Ya gimana ya, kalo ngomongin lucu filmnya ga lucu-lucu amat. Kalo ngomongin seru, filmnya minim suguhan aksi yang menghibur. Kalo ngomongin misteri, nanggung banget karena semua terjadi begitu saja dan hanya dalam semalam.

Kita jadi lupa kalau “The Lovebirds” adalah film yang disutradarai oleh Michael Showalter. Padahal sebelumnya, Michael menyutradarai “The Big Sick” yang luar biasa. Mungkin ini ada sangkut pautnya dengan penulis sehingga film jadi betul-betul bergantung pada duet Kumail dan Issa.
“The Lovebirds” ingin menjadi film yang menghibur, terutama buat para pasangan selama masa karantina. Itu bagus, hanya saja mesti dilihat juga mereka memutuskan untuk menjadi film yang seperti apa. Sebetulnya simpel aja sih, melihat adanya gabungan 3 genre, maka sudah pasti kita boleh berharap dong agar ketiga genre tersebut bisa memberikan sensasi masing-masing.
Sayang, pada akhirnya hanya romance-nya saja yang berhasil. Sweetness diantara hubungan dua karakter utama terbilang ngena. Dua lainnya gagal.

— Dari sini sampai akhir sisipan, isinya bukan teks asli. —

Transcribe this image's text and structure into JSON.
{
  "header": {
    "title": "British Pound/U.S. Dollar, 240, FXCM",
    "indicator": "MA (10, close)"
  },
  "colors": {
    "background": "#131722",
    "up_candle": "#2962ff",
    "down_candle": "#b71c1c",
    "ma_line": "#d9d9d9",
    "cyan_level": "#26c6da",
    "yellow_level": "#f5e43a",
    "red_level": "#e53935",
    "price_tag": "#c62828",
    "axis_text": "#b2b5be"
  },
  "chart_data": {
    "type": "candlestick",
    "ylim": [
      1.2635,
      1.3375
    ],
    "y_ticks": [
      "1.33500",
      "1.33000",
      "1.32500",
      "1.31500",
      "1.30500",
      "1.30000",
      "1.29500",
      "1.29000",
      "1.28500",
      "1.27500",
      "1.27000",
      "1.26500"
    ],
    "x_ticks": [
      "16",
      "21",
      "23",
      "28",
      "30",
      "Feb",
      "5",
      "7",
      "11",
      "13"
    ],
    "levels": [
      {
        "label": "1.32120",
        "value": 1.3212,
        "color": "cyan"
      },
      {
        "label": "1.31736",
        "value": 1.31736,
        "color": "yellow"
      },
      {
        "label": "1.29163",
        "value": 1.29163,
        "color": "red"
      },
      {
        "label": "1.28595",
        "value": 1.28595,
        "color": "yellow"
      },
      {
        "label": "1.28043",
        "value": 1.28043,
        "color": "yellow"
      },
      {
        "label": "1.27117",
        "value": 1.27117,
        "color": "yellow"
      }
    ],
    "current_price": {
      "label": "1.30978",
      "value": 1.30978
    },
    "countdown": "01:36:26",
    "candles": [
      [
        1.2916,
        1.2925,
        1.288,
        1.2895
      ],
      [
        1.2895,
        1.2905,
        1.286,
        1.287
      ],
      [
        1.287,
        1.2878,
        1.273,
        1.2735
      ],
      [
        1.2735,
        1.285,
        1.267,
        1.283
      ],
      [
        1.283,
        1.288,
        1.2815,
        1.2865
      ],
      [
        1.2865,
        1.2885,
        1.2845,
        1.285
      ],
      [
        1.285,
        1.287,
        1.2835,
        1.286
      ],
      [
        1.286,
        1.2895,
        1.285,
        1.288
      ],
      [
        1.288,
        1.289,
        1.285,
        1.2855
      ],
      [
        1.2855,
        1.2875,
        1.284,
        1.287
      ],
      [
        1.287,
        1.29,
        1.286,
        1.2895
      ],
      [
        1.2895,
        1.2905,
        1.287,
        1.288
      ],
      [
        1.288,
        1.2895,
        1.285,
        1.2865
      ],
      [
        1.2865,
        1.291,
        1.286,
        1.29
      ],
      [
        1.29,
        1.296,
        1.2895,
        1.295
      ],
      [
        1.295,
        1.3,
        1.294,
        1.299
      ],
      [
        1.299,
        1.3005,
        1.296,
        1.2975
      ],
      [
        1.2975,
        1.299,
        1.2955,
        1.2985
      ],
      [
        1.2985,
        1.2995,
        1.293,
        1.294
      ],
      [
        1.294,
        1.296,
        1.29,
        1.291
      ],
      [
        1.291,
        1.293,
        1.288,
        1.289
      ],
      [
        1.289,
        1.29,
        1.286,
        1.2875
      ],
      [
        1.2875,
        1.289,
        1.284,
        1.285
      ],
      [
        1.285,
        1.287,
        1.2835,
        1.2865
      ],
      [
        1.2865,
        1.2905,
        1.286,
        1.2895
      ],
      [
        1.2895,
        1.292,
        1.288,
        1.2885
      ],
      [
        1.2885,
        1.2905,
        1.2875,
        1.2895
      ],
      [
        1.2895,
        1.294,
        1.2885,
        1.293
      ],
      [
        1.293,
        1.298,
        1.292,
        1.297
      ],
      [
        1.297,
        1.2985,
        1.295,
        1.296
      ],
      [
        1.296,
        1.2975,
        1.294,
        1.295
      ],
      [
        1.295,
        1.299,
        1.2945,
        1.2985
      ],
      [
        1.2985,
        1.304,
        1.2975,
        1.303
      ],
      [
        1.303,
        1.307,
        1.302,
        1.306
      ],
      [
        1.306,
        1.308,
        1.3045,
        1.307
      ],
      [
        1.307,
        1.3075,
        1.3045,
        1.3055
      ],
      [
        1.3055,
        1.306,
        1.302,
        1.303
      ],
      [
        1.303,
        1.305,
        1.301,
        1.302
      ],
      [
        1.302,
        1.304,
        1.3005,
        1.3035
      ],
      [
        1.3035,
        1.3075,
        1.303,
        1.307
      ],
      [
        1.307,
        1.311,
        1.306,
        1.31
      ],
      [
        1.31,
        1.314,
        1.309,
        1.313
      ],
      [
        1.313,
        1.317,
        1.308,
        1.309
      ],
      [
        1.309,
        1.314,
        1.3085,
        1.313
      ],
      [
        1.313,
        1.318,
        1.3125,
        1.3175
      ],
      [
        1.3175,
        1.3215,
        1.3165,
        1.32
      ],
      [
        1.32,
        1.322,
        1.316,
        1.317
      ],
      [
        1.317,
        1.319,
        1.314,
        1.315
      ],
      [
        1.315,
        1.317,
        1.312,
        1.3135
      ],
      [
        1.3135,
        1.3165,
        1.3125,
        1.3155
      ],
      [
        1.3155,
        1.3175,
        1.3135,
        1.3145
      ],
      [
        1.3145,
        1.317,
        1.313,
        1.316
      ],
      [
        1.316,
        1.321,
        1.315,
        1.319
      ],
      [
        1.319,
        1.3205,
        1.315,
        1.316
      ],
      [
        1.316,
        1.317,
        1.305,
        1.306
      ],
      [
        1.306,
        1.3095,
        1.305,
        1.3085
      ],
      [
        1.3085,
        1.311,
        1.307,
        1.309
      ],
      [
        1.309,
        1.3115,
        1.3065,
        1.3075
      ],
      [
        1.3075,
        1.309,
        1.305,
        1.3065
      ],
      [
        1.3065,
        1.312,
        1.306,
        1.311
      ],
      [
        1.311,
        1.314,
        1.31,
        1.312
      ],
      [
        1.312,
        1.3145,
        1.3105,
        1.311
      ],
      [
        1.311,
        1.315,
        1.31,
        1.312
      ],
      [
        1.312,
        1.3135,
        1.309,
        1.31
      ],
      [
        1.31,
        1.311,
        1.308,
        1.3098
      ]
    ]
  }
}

Director: Michael Showalter
Casts: Kumail Nanjiani, Issa Rae, Paul Sparks, Anna Camp
Duration: 86 Minutes
Score: 5.5/10
The Review
The Lovebirds
'The Lovebirds' menceritakan sepasang kekasih yang terjebak dalam peristiwa pembunuhan misterius. Hal tersebut membuat keduanya bingung dan tak tahu harus bertindak apa. Namun keduanya nekat bertindak spontan agar mereka tak menjadi sasaran pihak polisi. Film ini sudah bisa kamu saksikan lewat jaringan berbayar Netflix.